Ajuster sa démarche aux besoins des enfants
Toute ma vie, j’ai enseigné la musique. Au fil du temps, j’ai accepté d’enseigner le piano à des élèves de plus en plus jeunes en démarrant l’apprentissage dès l’âge de 4 ans.
Mais comment faire? Fallait-il jouer au piano les quelques chansons que les enfants connaissent? Simplifier les premières leçons des méthodes usuelles pour débutants? Compter les touches du clavier et montrer tous les «do»? Dessiner des clés de sol et des notes? Encourager leurs petites inventions? Comme beaucoup de mes confrères, j’ai beaucoup tâtonné…
Mon envie était très grande d’entendre et de répondre au désir légitime de l’enfant de «jouer du piano» ou de «faire de la musique» dès leur première leçon (et encore plus dans les suivantes). Je me suis donc trouvée dans la situation – quelque peu inconfortable – de devoir aménager une méthode fiable pour y arriver. Deux questions m’ont parues essentielles: où voulions-nous arriver à la fin de ces maternelles de la musique et comment en agencer le parcours?
Si nous nous référons à nos habitudes sociétales, nous observons que dans beaucoup de domaines, des approches spécifiques sont élaborées en faveur du jeune enfant. S’il accompagne ses parents au restaurant, un «menu enfant» lui est proposé. A la plaine de jeux, les engins sont adaptés à sa taille et sa force. Lorsqu’il se rend à la bibliothèque, des albums-jeunesse contiennent beaucoup d’illustrations et souvent peu de mots. Pour apprendre à faire des puzzles, il découvrira une offre époustouflante et il pourra progresser du «très peu» à «beaucoup» de pièces en toute confiance.

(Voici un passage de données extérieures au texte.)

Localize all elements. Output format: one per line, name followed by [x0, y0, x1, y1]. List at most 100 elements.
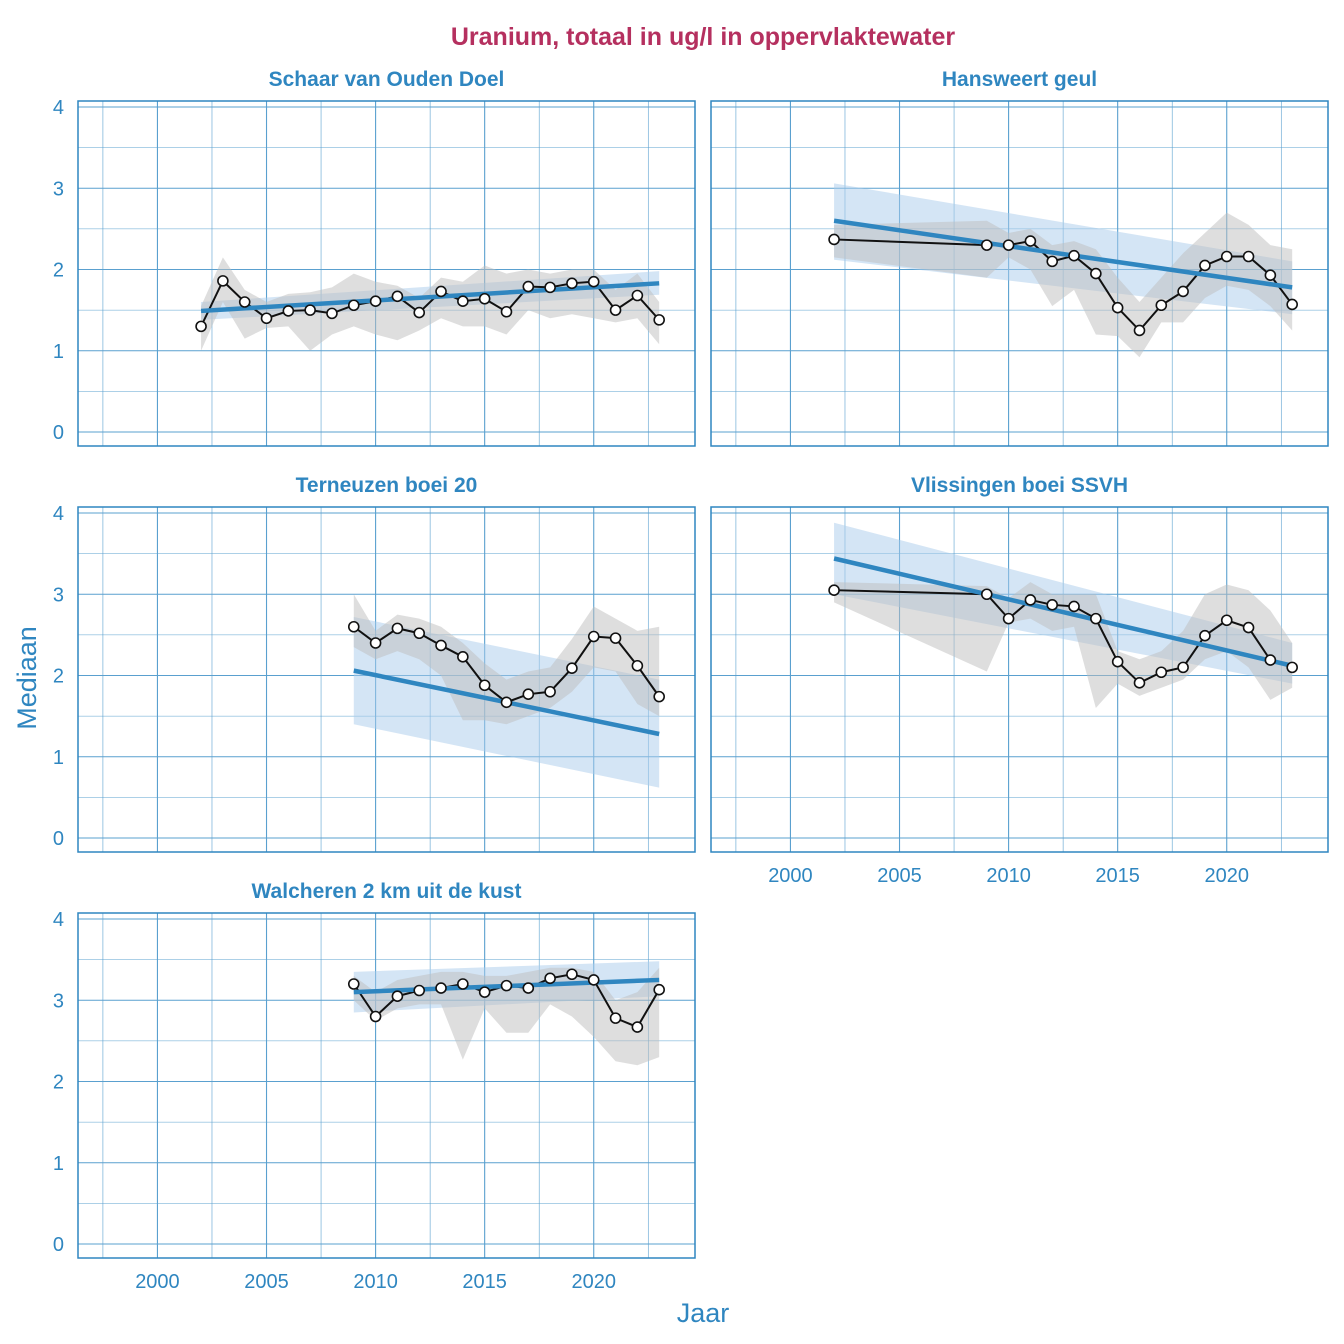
panel-frame [77, 912, 696, 1259]
data-point [522, 280, 535, 293]
panel: Hansweert geul [710, 68, 1329, 447]
y-tick-label: 2 [53, 260, 64, 282]
data-point [304, 304, 316, 316]
data-point [435, 285, 447, 298]
data-point [217, 275, 229, 287]
x-tick-label: 2005 [244, 1271, 289, 1293]
x-tick-label: 2015 [1095, 865, 1140, 887]
data-point [609, 1012, 622, 1024]
trend-line [200, 281, 660, 314]
data-point [1199, 629, 1211, 642]
trend-line [833, 218, 1293, 290]
series-line [200, 279, 660, 327]
data-point [1286, 661, 1298, 674]
data-point [1177, 661, 1189, 674]
data-point [653, 314, 665, 326]
data-point [1046, 599, 1059, 611]
data-point [347, 299, 360, 312]
panels: Schaar van Ouden Doel 0 1 2 3 4 Hansweert geul… [53, 68, 1329, 1293]
data-point [1090, 267, 1102, 280]
data-point [391, 622, 404, 635]
data-point [260, 312, 273, 325]
data-point [587, 974, 600, 986]
data-point [413, 984, 426, 997]
data-point [1068, 249, 1080, 262]
x-tick-label: 2005 [877, 865, 922, 887]
data-point [1264, 654, 1277, 666]
data-point [478, 679, 491, 692]
data-band [834, 582, 1293, 708]
data-point [1133, 324, 1146, 337]
data-point [1111, 655, 1124, 668]
data-point [980, 588, 993, 601]
data-point [1286, 298, 1298, 311]
data-point [1242, 250, 1255, 263]
data-point [282, 305, 295, 317]
y-tick-label: 0 [53, 828, 64, 850]
y-axis-title: Mediaan [12, 626, 42, 730]
panel: Walcheren 2 km uit de kust 0 1 2 3 4 2000 2005 2… [53, 880, 696, 1293]
y-tick-label: 1 [53, 341, 64, 363]
panel-title: Vlissingen boei SSVH [911, 474, 1128, 497]
data-point [413, 627, 426, 640]
data-point [195, 320, 207, 333]
panel-frame [77, 100, 696, 447]
data-point [1220, 250, 1233, 263]
data-point [631, 289, 644, 302]
data-point [435, 982, 447, 994]
data-point [478, 292, 491, 305]
data-band [201, 257, 660, 351]
data-point [566, 277, 578, 290]
y-tick-label: 2 [53, 1072, 64, 1094]
data-point [522, 982, 535, 994]
y-tick-label: 4 [53, 909, 64, 931]
panel: Schaar van Ouden Doel 0 1 2 3 4 [53, 68, 696, 447]
data-point [391, 290, 404, 303]
panel-title: Terneuzen boei 20 [296, 474, 478, 497]
x-tick-label: 2010 [986, 865, 1031, 887]
data-point [457, 295, 469, 307]
panel-title: Hansweert geul [942, 68, 1097, 91]
data-point [544, 281, 556, 294]
data-point [566, 662, 578, 674]
data-point [1155, 666, 1168, 679]
data-point [1002, 239, 1015, 251]
data-band [834, 212, 1293, 358]
data-point [1155, 299, 1168, 312]
y-tick-label: 3 [53, 990, 64, 1012]
data-point [609, 632, 622, 644]
data-point [347, 620, 360, 633]
data-point [500, 979, 513, 992]
data-point [369, 295, 382, 307]
y-tick-label: 0 [53, 1234, 64, 1256]
y-tick-label: 3 [53, 178, 64, 200]
data-point [238, 296, 251, 308]
data-point [828, 233, 840, 246]
data-point [457, 651, 469, 663]
data-point [566, 968, 578, 981]
data-point [653, 690, 665, 703]
data-point [1220, 614, 1233, 627]
x-tick-label: 2000 [768, 865, 813, 887]
data-point [347, 978, 360, 990]
y-tick-label: 4 [53, 97, 64, 119]
data-point [1133, 677, 1146, 689]
data-point [391, 990, 404, 1002]
data-point [457, 978, 469, 990]
y-tick-label: 2 [53, 666, 64, 688]
grid [711, 507, 1328, 852]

Lors de mes recherches, il m’est apparu que nous pouvions de la même manière leur donner les bases nécessaires pour aborder ensuite des «études musicales classiques». L’expérience m’ayant démontré que deux ou trois années d’étude ludique et respectueuse des fondements musicaux suffisent. Me prenant au jeu, il m’a fallu une vingtaine d’années d’observations et d’ajustements pour trier et sélectionner les divers critères à retenir pour élaborer une méthode d’initiation à la pratique de l’instrument.
Par exemple, il me semblait naturel que le choix d’un format pratique pour les petites mains, d’un graphisme simple et d’une présentation haute en couleur rendrait les albums attrayants pour les petits pianistes. Par contre découvrir par «quoi» remplacer la lecture des notes était beaucoup moins évident. L’étude (en imitation prof-élève) de chansons simples, bien rythmées et doublées d’un visuel mnémotechnique fut la solution adoptée. Bingo!
En faisant de ce travail sensoriel notre moteur d’apprentissage, nous pouvons consacrer notre énergie à une imprégnation musicale suffisante. Finalement, il s’agit de recréer le même processus que celui vécu lors de la période de l’apprentissage oral et culturel de la langue maternelle. Un enfant qui prend l’habitude de jouer et rejouer ses morceaux préférés sera apte à partager ses coups de cœur avec un auditoire à tout moment. En agissant ainsi, on répondra à ce qui me paraît le plus essentiel: le désir légitime des enfants de «faire de la musique».